Reporter: Rashif Usman | Editor: Tri Sulistiowati
KONTAN.CO.ID - JAKARTA. Wacana pemberlakuan cukai minuman berpemanis dalam kemasan (CBDK) kembali bergulir.
Pemerintah bersama parlemen telah mencapai kesepakatan bahwa kebijakan ini akan mulai diberlakukan pada tahun 2026. Kendati demikian, besaran tarif cukai untuk MBDK masih belum ditetapkan secara detail.
Nah, kebijakan tersebut diperkirakan akan berdampak langsung pada sejumlah emiten, terutama bagi perusahaan di sektor makanan dan minuman.
Research Analyst Henan Sekuritas Tristan Elfan Zulvanian mengatakan efek penerapan cukai MBDK ke emiten akan sangat bergantung pada cakupan produk dan besaran tarif final, yang hingga kini masih dibahas pemerintah dan DPR.
Baca Juga: BEI Suspensi Saham Indokripto Koin Semesta (COIN), Begini Saran Analis
Pemerintah menargetkan implementasi pada 2026, dengan rancangan cukai berbasis ambang batas kadar gula per liter. Namun, belum ada kejelasan apakah produk berbasis susu atau malt akan ikut dikenakan, seperti di Malaysia atau dikecualikan seperti di Filipina.

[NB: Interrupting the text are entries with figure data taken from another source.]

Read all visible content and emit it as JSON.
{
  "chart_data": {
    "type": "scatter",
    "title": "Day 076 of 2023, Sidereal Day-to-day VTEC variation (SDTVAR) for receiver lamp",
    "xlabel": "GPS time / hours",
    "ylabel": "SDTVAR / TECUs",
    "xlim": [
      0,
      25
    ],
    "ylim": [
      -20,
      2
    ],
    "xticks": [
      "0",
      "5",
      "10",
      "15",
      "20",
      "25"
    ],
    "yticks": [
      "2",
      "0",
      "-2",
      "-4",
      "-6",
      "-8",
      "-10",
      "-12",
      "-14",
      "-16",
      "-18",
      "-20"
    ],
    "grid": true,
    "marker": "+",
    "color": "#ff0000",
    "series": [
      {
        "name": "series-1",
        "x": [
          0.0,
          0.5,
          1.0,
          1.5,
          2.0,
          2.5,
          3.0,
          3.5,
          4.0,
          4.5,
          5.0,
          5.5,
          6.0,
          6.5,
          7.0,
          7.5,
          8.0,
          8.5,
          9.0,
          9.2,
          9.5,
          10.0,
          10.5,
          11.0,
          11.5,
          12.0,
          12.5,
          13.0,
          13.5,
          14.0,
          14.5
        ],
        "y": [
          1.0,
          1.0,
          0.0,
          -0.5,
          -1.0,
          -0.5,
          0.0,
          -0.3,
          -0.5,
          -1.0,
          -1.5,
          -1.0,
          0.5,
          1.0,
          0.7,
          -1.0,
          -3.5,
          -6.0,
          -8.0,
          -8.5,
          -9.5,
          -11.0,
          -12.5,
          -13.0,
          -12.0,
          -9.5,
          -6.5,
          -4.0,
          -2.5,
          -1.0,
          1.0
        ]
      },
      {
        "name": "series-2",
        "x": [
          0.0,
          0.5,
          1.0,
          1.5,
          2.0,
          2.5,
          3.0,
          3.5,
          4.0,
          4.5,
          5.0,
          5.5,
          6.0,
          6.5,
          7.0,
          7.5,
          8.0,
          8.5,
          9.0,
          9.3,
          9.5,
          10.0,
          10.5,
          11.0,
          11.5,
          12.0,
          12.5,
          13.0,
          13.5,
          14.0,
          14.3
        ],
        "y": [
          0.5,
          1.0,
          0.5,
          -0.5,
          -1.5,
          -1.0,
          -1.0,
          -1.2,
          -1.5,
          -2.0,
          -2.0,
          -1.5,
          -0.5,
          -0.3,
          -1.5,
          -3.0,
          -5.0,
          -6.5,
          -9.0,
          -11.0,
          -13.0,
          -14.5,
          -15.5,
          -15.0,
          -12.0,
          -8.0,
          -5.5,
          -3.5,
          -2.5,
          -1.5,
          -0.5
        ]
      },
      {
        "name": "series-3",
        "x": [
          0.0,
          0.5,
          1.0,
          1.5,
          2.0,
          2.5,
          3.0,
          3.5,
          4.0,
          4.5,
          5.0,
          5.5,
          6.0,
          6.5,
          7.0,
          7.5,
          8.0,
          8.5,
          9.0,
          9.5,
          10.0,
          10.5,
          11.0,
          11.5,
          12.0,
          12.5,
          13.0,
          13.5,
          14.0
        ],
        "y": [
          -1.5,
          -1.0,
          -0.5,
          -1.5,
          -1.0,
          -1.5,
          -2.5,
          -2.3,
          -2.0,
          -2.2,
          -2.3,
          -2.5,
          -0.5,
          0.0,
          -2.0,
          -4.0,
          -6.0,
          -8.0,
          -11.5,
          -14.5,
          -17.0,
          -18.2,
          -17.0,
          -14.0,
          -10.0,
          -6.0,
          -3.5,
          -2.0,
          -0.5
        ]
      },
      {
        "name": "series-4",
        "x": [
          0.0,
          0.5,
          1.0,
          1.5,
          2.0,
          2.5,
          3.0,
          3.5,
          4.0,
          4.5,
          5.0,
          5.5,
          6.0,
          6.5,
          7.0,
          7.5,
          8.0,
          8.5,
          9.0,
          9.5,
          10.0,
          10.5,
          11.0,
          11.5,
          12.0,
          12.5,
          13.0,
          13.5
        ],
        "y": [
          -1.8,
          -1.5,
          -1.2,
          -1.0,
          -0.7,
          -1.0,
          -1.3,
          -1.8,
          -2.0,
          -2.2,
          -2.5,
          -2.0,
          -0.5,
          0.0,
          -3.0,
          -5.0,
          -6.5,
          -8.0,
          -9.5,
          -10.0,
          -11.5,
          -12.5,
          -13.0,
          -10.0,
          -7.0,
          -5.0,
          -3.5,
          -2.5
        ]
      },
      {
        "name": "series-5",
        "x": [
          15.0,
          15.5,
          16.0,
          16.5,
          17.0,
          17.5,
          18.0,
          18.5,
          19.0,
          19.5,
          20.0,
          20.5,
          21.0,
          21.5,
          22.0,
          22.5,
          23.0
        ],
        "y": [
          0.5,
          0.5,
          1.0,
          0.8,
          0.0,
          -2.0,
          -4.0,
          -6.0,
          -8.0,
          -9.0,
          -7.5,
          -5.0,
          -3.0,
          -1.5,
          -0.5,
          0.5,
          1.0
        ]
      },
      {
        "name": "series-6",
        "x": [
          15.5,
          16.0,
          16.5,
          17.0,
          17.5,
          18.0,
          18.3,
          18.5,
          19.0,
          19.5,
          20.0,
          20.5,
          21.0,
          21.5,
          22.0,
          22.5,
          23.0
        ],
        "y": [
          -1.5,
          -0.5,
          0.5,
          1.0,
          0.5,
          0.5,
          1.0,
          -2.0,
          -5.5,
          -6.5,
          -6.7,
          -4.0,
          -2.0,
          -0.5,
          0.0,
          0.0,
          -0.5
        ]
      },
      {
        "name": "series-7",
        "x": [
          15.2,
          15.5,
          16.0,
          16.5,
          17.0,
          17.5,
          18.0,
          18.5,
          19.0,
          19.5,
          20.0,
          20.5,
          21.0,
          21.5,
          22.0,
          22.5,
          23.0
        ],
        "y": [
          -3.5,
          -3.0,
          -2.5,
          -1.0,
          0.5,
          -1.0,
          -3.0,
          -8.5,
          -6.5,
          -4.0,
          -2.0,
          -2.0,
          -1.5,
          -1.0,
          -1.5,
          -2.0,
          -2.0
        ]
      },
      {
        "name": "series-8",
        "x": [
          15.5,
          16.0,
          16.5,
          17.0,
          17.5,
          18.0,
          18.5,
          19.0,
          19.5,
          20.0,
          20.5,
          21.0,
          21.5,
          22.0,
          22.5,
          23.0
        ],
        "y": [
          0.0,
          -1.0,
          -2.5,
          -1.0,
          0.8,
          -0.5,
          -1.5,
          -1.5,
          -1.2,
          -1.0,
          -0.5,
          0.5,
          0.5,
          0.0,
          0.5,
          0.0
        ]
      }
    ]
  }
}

Hal ini penting karena dapat menentukan tingkat paparan bagi emiten seperti PT Ultrajaya Milk Industry & Trading Company Tbk (ULTJ) dan PT Cisarua Mountain Dairy Tbk (CMRY).
Bagi emiten dengan portofolio usaha yang lebih terdiversifikasi dan tidak terlalu bergantung pada penjualan minuman berpemanis, dampak kebijakan ini cenderung lebih terbatas.
Contohnya, PT Indofood CBP Sukses Makmur Tbk (ICBP) yang sebagian besar ditopang oleh segmen mi instan (74,4%) serta CMRY yang mendapat kontribusi utama dari consumer food (65%). Keduanya juga memiliki kapabilitas riset dan pengembangan (R&D) berkelanjutan, sehingga mampu melakukan reformulasi produk menyesuaikan aturan.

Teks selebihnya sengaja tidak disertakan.